Während in „Lichte Tage“ die kleine, feine, zutiefst berührende Geschichte zwischen Ellis und Michael beleuchtet wird, so breitet Sarah Winman in „Das Fenster zur Welt“ die ganz große Landkarte aus und schafft einen monumentalen (Wahl-)Familienroman. Eine Vielzahl an Figuren und erzählerischen Wendungen erwartet die Leser*innen – und gleichzeitig gelingt es Winman, stets alle Fäden der Geschichte in den Händen zu behalten.

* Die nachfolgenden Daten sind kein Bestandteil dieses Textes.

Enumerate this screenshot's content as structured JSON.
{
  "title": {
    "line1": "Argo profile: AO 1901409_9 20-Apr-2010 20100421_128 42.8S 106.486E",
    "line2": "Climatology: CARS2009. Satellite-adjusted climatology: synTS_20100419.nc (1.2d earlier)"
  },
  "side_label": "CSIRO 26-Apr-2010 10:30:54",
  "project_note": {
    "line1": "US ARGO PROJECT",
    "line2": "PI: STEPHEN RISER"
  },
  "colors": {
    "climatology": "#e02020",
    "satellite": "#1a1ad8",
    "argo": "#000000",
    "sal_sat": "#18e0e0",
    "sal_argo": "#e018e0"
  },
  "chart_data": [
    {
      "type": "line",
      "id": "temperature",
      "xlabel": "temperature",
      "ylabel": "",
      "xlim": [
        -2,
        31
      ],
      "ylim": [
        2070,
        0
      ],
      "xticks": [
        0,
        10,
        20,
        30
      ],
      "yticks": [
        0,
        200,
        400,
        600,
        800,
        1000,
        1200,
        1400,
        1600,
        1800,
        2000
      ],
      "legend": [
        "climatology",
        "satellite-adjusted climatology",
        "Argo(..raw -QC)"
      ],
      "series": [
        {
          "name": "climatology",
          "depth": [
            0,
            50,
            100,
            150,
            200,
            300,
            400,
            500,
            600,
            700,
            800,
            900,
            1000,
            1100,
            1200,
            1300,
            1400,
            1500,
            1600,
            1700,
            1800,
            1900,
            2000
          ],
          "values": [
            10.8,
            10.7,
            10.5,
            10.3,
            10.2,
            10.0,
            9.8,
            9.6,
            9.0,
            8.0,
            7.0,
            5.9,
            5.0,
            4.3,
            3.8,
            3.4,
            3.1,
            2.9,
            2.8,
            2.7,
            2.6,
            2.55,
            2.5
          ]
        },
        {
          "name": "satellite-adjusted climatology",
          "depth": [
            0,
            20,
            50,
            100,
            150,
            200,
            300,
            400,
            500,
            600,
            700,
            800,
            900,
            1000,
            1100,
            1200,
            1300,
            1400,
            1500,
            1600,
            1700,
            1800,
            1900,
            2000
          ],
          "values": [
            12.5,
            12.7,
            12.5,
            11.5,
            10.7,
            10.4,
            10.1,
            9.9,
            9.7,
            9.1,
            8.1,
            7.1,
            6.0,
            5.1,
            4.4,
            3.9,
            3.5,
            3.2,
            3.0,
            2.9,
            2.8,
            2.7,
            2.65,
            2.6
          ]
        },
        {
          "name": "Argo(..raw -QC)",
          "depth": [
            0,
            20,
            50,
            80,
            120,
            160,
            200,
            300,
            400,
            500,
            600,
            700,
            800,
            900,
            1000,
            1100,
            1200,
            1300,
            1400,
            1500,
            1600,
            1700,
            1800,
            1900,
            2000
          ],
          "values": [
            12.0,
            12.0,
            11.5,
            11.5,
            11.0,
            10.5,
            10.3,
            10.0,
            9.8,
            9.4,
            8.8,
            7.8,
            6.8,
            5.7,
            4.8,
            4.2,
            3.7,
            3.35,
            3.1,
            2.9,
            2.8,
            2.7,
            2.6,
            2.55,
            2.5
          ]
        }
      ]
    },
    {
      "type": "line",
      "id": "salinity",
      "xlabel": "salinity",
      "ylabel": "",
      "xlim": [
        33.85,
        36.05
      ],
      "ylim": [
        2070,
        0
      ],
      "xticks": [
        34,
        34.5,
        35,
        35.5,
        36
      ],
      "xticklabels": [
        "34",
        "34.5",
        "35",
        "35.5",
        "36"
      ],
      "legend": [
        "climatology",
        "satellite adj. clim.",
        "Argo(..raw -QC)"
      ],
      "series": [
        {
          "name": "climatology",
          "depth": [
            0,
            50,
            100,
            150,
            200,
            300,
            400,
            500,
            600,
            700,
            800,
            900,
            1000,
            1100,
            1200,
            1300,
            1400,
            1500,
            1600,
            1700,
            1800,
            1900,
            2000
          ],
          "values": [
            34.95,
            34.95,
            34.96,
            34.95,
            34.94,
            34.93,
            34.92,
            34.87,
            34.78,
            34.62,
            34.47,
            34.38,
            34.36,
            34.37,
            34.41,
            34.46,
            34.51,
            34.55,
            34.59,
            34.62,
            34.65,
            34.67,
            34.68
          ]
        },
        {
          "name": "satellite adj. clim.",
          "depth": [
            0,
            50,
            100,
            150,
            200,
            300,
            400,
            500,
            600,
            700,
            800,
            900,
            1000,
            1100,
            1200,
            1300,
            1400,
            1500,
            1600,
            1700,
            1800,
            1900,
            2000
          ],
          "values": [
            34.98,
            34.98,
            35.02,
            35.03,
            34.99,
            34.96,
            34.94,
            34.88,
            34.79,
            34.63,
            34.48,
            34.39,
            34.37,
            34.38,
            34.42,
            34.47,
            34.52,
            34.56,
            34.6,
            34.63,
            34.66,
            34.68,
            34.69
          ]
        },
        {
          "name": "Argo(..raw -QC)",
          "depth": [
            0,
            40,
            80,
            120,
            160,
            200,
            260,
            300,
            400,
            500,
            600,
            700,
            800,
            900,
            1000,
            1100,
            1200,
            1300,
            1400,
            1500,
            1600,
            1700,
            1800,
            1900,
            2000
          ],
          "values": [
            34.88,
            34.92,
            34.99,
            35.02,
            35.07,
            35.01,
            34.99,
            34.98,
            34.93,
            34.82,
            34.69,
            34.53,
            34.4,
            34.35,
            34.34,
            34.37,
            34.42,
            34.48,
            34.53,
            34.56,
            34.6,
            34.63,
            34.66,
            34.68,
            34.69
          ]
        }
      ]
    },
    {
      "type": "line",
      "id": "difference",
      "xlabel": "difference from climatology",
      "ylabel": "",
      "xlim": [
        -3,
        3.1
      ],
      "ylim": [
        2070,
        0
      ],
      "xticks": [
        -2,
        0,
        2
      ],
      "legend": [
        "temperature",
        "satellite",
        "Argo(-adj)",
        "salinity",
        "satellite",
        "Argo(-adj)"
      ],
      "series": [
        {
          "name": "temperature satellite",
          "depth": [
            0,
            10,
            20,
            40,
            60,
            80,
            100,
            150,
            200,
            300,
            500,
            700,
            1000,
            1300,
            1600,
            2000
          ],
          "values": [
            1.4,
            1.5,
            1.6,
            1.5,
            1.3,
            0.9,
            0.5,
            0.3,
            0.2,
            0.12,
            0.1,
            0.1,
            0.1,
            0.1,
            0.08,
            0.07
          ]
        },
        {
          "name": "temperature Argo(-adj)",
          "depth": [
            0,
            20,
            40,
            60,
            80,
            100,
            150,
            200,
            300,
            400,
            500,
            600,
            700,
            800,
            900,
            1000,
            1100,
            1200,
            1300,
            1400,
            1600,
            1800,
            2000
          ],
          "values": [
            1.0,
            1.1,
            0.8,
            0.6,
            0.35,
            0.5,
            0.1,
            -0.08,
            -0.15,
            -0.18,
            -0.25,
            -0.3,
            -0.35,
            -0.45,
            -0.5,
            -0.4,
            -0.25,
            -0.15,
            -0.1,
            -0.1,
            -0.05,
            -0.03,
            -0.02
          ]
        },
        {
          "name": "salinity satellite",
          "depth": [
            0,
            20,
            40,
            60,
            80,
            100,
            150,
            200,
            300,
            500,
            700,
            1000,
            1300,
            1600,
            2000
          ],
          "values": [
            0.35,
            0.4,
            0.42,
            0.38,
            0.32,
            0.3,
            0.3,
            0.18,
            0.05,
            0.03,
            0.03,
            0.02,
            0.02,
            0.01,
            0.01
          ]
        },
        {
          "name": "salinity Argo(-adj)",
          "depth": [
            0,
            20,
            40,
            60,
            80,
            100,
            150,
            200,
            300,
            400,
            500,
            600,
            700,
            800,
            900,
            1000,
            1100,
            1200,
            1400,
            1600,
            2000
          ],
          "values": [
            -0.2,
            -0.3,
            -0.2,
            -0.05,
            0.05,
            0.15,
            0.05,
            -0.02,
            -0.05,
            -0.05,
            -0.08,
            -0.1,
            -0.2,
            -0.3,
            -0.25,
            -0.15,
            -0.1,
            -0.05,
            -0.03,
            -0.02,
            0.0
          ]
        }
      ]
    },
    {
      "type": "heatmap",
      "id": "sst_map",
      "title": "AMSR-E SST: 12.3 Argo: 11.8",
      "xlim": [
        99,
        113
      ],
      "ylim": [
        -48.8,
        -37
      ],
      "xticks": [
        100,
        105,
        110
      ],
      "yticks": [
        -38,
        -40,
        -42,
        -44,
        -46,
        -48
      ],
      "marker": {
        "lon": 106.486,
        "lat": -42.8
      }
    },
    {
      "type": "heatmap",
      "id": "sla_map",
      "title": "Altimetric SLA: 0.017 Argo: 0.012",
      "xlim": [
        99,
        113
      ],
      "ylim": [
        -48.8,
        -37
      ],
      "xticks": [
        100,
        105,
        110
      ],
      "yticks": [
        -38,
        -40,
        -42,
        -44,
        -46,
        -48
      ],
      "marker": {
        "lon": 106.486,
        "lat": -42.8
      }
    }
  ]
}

Es ist zwar in erster Linie die Geschichte von Ulysses, dem Soldaten, der nach dem Weltkrieg ein neues Glück in der italienischen Ferne sucht, aber gleichzeitig sind es die vielen Haupt- und Nebenfiguren, die „Das Fenster zur Welt“ zu einem solchen Lese-, ja, Schmökergenuss machen. Da ist beispielsweise Peg, die sich irgendwie immer an die Falschen hängt, nachdem zuerst Ulysses in den Krieg verschwindet und auch ihr amerikanischer Soldat aus ihrem Leben tritt. Da ist Alys, die sich schon in jungen Jahren klar ist, dass sie nicht nur auch ohne ihre Mutter hervorragend zurechtkommt, sondern dass sie sich mehr für das weibliche Geschlecht interessiert. Da sind Cress und Col, kauzige ältere Herren, die eine solche Lebensfreude ausstrahlen und dennoch ihre Päckchen im Leben zu tragen haben. Und schließlich Evelyn Skinner, die betagte Kunsthistorikerin, deren Leben ebenfalls von stetigen Aufs und Abs geprägt war, von den Unmöglichkeiten und Unwahrscheinlichkeiten der Liebe, die es ihr als lesbische Frau nicht immer einfach gemacht haben. Dieses Netz an Charakteren verflicht Sarah Winman zu einem sehr schlau komponierten, großen Roman, der sich besonders durch das Attribut der Hoffnung auszeichnet. Selbst, wenn alles aussichtslos erscheint, tragen alle Figuren den Funken in sich, der sie nach vorne bringt, der sich nicht traurig und missmutig zurücklässt, sondern der sie anpacken lässt – ein schöner, clever umgesetzter Motor für die Geschichte!

Besonders die Figur der Alys hat es mir angetan, zeichnet sie sich doch durch eine enorme Schläue aus, die gleichzeitig aber zu keinem Zeitpunkt ihren Charakter neunmalklug überzeichnet wirken lässt – ein Mensch, der sich durch das Leben boxt und sich dabei immer auf sich selbst und die Menschen, die sie lieben, verlassen kann. Als Plädoyer für die Vielfalt der Liebe ist „Das Fenster zur Welt“ auch ein perfekter Roman für den aktuellen #pridemonth – eine Empfehlung, die ich hiermit nur zu gerne ausspreche!!